Mask Squeeze (Facial Barotrauma)


Mask squeeze (mask barotrauma or facial barotrauma) results from a failure to equalize the air space created between your mask and face. In most cases this is a relatively benign injury. It tends to be more common in new divers. Blockages of nose — such as congestion or nose clips — will interfere with mask equalization.

Mechanisms of Injury

As with your sinuses and ears, you must also equalize the air space in your mask as you descend. Failure to equalize by adding air to the space in the mask (by exhaling through your nose), can create unequal pressure between the air space in the mask and the vascular pressure within the blood vessels of the face. The pressure difference can result in various degrees of facial barotrauma, which is an injury to the soft tissues of the face contained within the mask. Imagine your face in a suction cup.


You will likely feel a suction effect over the affected area. The negative pressure over the soft tissues beneath the mask (upper cheeks, nose, lower forehead, eyelids and eyeballs) will cause engorgement of the blood vessels. The result ranges from mild discomfort to pain. After it is resolved by properly equalizing the mask or ascending to the surface, you may show some swelling in the affected area and red, brown, or purple spots (petechiae), particularly on your eyelids.

In some cases, subconjunctival petechiae or hemorrhage (blood from burst vessels) appears in the white of the eye. Visual disturbances are rare, but they are a sign of a more severe compromise and require immediate medical evaluation.

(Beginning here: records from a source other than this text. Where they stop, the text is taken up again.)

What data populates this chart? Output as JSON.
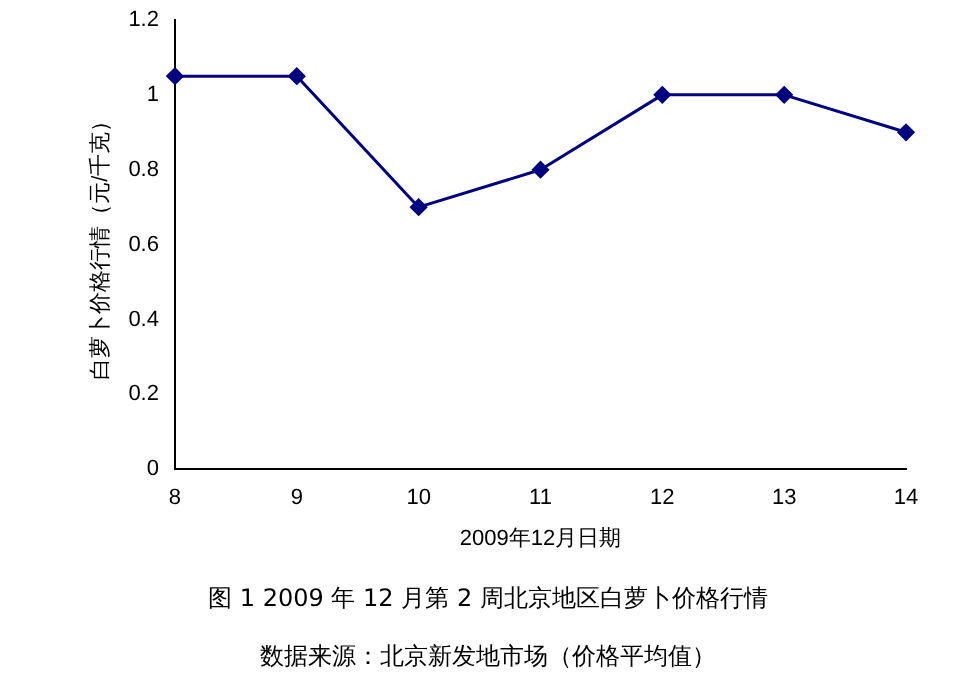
{
  "chart_data": {
    "type": "line",
    "title": "图 1 2009 年 12 月第 2 周北京地区白萝卜价格行情",
    "xlabel": "2009年12月日期",
    "ylabel": "白萝卜价格行情（元/千克）",
    "categories": [
      "8",
      "9",
      "10",
      "11",
      "12",
      "13",
      "14"
    ],
    "series": [
      {
        "color": "#000080",
        "values": [
          1.05,
          1.05,
          0.7,
          0.8,
          1.0,
          1.0,
          0.9
        ]
      }
    ],
    "ylim": [
      0,
      1.2
    ],
    "yticks": [
      0,
      {
        "value": 0.2,
        "label": "0.2"
      },
      {
        "value": 0.4,
        "label": "0.4"
      },
      {
        "value": 0.6,
        "label": "0.6"
      },
      {
        "value": 0.8,
        "label": "0.8"
      },
      1,
      {
        "value": 1.2,
        "label": "1.2"
      }
    ],
    "grid": false,
    "legend": false,
    "marker": "diamond",
    "line_style": "solid",
    "annotations": [
      "数据来源：北京新发地市场（价格平均值）"
    ]
  }
}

subconjunctival petechiae and hemorrhage from mask barotrauma
Subconjunctival petechiae and hemorrhage from mask barotrauma

During the healing process, blood will change color from the initial bright red to a darker red, then greenish, then yellowish before the eye returns to its standard white color. This healing is a natural process that corresponds with how your body metabolizes the blood.


Unless you are experiencing eye pain or visual problems, there is no treatment for facial barotrauma except time. Because it is essentially a bruise, your body will eventually reabsorb the blood.

If you have eye pain or visual disturbances such as blurred vision or loss of part of the visual field, or feel blood that has accumulated/layered (hyphema) in colored part of your eye (iris), see your physician or an eye specialist immediately. These symptoms are infrequent in mask squeeze. With routine healing, and depending on the extent of the injury, the symptoms of mask squeeze can take up to two weeks or more to resolve. You will probably look worse than you’d like before it gets better. Your body needs to reabsorb the blood and fluid. These are gravity-dependent, meaning they will spread downward on your face.

Who Gets Mask Squeeze?

It is most common in new divers. They tend to be overwhelmed by all the skills they need to remember, such as buoyancy control and equalization of their ears and sinuses, while adjusting to an unfamiliar environment. Experienced divers are not immune to mask squeeze. They tend to get it when they are concentrating on a new activity or focusing on a task that diverts their attention from clearing their mask. Changing to a new mask or a low-volume mask may also lead to mask squeeze because the diver may not be accustomed to when to add air. Poor-fitting masks or other factors, such as facial hair, may lead to problems with equalizing. 


The solution to preventing mask squeeze is to remember to keep your nasal passageways open during descent by blowing small amounts of air through your nose every time you equalize your ears. By exhaling through your nose and using a properly fitted mask, you will minimize the risk of facial barotrauma. A mask should fit comfortably against your face. You should be able to achieve an appropriate seal by gently placing the mask on your face and inhaling through your nose.

The mask should seal to your face and not fall off even without the mask strap in place. It is not unusual for a small amount of leakage to occur while diving, especially if you have facial hair. Exhaling through your nose and tilting your face towards the surface while cracking the lower seal of the mask will generally remove any unwanted water from your mask. This technique will also keep the air space between the mask and your face adequately

Implications in Diving

For the Diver

  • Call the DAN hotline for recommendations if you think you suffered a mask squeeze.
  • You can consider a return to diving if a physician determines that the risk of further injury is minimal and manageable.

For the Dive Operator

  • Call the DAN hotline for recommendations. As the expedition’s leader, you have a duty of care if they got injured during your trip.
  • Offer the diver evaluation by a medical professional.
  • Don’t worry about referring them to a doctor with dive medicine experience. Any doctor should be able to help.

For the Physician

  • Provide symptomatic treatment.
  • Assess for vision deficiencies.
  • Assess ears and vestibular function. Mask squeeze injuries could also present with ear or sinus barotraumas.
    • Vertigo, nystagmus or hearing loss might be suggestive of inner-ear barotrauma. If present, discourage your patient from further diving until cleared by a specialist.
  • Consider recommending no further diving until swelling and inflammation have resolved, and the diver understands and shows competency on how to properly equalize air spaces (ears, sinuses, and mask). 

Fitness to Dive

Do not dive until recommended by your physician. Assess why the problem occurred and address each factor. Consider contacting a dive instructor to address preventing future injuries.